Polycarpe v. E & S Landscaping Service, Inc.

ORDER DENYING DEFENDANTS’ MOTION (DE #53) AND DENYING PLAINTIFFS’ MOTION FOR PROTECTIVE ORDER (DE # 56)

JAMES LAWRENCE KING, District Judge.

THIS MATTER comes before the Court on Defendants’ Motion (DE # 53), filed August 17, 2011, seeking involuntary dismissal, sanctions, an order to compel depositions, and an order of contempt based on the Plaintiffs’ failure to appear for noticed depositions. The above-styled case was originally filed in this Court in 2007. During that time, both sides engaged in discovery, including depositions of the relevant parties. After this Court granted summary judgment in favor of the defendants (DE # 24), the Eleventh Circuit Court of Appeals vacated the order for summary judgment and remanded the case back to this Court.
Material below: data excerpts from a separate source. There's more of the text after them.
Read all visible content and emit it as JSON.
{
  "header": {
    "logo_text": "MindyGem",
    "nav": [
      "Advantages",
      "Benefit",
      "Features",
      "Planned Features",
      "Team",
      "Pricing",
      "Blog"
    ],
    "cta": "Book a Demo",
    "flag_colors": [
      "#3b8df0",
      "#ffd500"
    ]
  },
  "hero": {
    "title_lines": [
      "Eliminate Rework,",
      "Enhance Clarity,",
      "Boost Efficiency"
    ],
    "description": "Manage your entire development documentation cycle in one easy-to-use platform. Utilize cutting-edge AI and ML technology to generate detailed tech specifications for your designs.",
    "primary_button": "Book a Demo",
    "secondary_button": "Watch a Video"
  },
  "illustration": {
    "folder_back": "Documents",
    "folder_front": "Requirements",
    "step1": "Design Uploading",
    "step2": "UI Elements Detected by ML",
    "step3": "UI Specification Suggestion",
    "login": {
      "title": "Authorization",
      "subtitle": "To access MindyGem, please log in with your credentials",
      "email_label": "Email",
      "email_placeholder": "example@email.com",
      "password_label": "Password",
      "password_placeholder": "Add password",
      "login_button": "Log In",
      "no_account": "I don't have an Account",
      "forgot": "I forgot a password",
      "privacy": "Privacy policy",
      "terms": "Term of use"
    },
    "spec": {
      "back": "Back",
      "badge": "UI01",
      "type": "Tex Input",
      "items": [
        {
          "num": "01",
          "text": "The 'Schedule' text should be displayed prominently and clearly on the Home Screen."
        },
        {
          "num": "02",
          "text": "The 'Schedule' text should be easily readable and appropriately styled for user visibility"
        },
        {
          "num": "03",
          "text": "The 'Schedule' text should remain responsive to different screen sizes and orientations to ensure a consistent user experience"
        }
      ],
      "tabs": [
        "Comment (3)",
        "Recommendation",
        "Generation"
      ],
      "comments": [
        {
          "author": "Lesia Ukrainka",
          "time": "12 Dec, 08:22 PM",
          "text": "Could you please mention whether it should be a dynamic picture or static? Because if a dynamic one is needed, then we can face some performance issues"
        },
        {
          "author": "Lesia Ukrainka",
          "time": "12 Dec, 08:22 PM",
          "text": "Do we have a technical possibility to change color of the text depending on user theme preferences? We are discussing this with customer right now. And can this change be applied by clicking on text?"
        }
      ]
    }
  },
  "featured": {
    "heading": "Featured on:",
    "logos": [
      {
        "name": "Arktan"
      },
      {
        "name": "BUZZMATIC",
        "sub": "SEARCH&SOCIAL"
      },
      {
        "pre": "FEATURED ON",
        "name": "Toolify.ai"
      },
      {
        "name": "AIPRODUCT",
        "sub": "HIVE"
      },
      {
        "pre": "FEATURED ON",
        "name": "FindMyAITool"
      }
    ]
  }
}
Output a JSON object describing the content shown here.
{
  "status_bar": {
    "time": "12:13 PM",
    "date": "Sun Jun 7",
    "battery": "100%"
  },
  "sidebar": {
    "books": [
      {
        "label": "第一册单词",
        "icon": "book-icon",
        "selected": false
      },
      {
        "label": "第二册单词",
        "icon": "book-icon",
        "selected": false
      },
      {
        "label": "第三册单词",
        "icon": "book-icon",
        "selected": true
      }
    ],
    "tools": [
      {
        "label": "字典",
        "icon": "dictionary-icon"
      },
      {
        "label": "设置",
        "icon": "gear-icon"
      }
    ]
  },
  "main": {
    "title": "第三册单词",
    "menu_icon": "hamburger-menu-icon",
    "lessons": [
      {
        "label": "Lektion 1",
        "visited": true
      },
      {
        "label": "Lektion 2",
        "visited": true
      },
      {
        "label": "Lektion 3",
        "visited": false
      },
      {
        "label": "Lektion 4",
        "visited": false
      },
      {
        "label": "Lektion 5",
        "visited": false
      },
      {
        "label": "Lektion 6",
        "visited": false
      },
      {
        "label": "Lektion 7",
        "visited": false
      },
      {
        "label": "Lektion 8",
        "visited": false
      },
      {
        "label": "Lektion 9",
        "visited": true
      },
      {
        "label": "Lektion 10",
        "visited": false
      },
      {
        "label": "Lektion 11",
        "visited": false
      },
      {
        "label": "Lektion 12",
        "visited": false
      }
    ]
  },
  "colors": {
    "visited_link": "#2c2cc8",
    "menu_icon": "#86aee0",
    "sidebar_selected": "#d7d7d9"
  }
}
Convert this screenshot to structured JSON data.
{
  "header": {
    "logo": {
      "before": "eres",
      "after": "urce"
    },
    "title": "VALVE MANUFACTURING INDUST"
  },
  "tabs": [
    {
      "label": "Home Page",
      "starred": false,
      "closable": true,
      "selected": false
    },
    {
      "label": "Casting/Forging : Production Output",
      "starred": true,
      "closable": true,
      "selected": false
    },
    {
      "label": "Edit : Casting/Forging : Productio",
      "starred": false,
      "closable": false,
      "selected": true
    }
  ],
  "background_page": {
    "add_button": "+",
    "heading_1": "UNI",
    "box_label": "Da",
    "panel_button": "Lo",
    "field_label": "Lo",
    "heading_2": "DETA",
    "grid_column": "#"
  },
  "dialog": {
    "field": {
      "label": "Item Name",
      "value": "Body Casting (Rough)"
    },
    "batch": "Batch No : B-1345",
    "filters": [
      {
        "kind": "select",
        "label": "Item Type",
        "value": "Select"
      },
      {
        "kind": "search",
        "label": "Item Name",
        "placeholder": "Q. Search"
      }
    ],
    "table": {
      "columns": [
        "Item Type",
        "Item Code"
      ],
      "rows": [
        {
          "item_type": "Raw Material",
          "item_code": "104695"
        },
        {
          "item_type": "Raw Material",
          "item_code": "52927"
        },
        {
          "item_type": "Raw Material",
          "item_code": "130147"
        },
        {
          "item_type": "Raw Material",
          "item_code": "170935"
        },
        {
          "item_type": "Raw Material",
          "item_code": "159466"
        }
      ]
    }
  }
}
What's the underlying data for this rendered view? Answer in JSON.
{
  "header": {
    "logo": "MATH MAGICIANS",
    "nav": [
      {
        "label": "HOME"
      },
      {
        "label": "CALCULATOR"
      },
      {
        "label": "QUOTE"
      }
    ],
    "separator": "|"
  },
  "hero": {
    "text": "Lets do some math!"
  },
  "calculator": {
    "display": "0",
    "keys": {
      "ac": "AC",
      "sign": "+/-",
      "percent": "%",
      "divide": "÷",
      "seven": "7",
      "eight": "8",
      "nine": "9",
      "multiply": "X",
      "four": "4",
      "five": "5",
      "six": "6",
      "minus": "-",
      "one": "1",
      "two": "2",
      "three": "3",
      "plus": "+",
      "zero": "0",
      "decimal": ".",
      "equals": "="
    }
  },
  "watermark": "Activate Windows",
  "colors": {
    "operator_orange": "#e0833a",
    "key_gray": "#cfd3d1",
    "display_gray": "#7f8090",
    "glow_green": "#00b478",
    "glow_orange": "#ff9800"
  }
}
This Court entered an order re-opening the case (DE #44) on March 18, 2011. Defendants now seek to take a second round of depositions of the two Plaintiffs, Polycarpe and Sully.

*701In support of their present Motion for sanctions, Defendants argue that the parties had agreed to a second round of depositions, as evidenced by each parties’ noticing of a second round of depositions. On July 22, 2011, Plaintiffs noticed Defendant Mayard for a deposition, and on July 27, 2011, the Defendants noticed Plaintiffs Polycarpe and Sully for depositions (DE # 53, Ex. 1). On August 8, 2011, Plaintiffs took the second deposition of Defendant Mayard per the notice. The following day, Plaintiffs’ counsel emailed Defense counsel that the Plaintiffs would not appear for the noticed depositions scheduled for August 11, 2011 (DE# 53, Ex. 2), and the Plaintiffs in fact did not appear for the noticed depositions (DE # 53, Ex. 3). In their Response (DE # 55), Plaintiffs argue that additional depositions may be taken only with leave of court, which Defendants did not obtain. Plaintiffs also filed a Motion for Protective Order (DE # 56).1

Plaintiffs are correct that the Federal Rules of Civil Procedure require leave of court to take more than one deposition of a party. Fed. R. Civ. Pro. Rule 30(a)(2)(A)(ii).2 The relevant sections of Rule 30 also state that leave of court is unnecessary if the parties have stipulated to the additional depositions. Id. Here, neither party has sought leave of this Court to take the additional depositions, and the parties have not filed a stipulation with the Court Nevertheless, the Court finds that the cross-noticing of depositions qualities as an implied stipulation among the parties for additional discovery in this matter, Pursuant to this implied stipulation, Plaintiffs took the deposition of Defendant Mayard on August 8, 2011. Now Plaintiffs must fulfill their obligations under the implied stipulation and submit to depositions by the scheduled discovery deadline of August 31,2011.

Accordingly, having considered the parties’ filings and being otherwise advised, it is hereby ORDERED, ADJUDGED, and DECREED that:

1. Defendants’ Motion (DE # 53) be, and the same is hereby, DENIED without prejudice. Defendants may renew the Motion for Sanctions to seek costs after close of trial.

2. Plaintiffs’ Motion for Protective Order (DE # 56) be, and the same is hereby, DENIED. Plaintiffs SHALL submit to depositions by the scheduled discovery deadline of August 31,2011.

. Plaintiffs filed a single document that purports to be both a Response to Defendants’ Motion (DE # 55) and a Motion for Protective Order (DE #56). This document is posted twice on the docket, both as entry # 55 for the Response, as well as entry #56 for the Motion. Accordingly, this Order refers to the dual entry of the document and its respective designations in this manner.

. Plaintiffs actually cite to Rule 30(a)(2)(B), which applies exclusively to incarcerated deponents (DE # 55, at HU 3 & 9). Nevertheless, it is apparent from the underlying facts that Rule 30(a)(2)(A)(ii) applies, which refers to multiple depositions of a single deponent.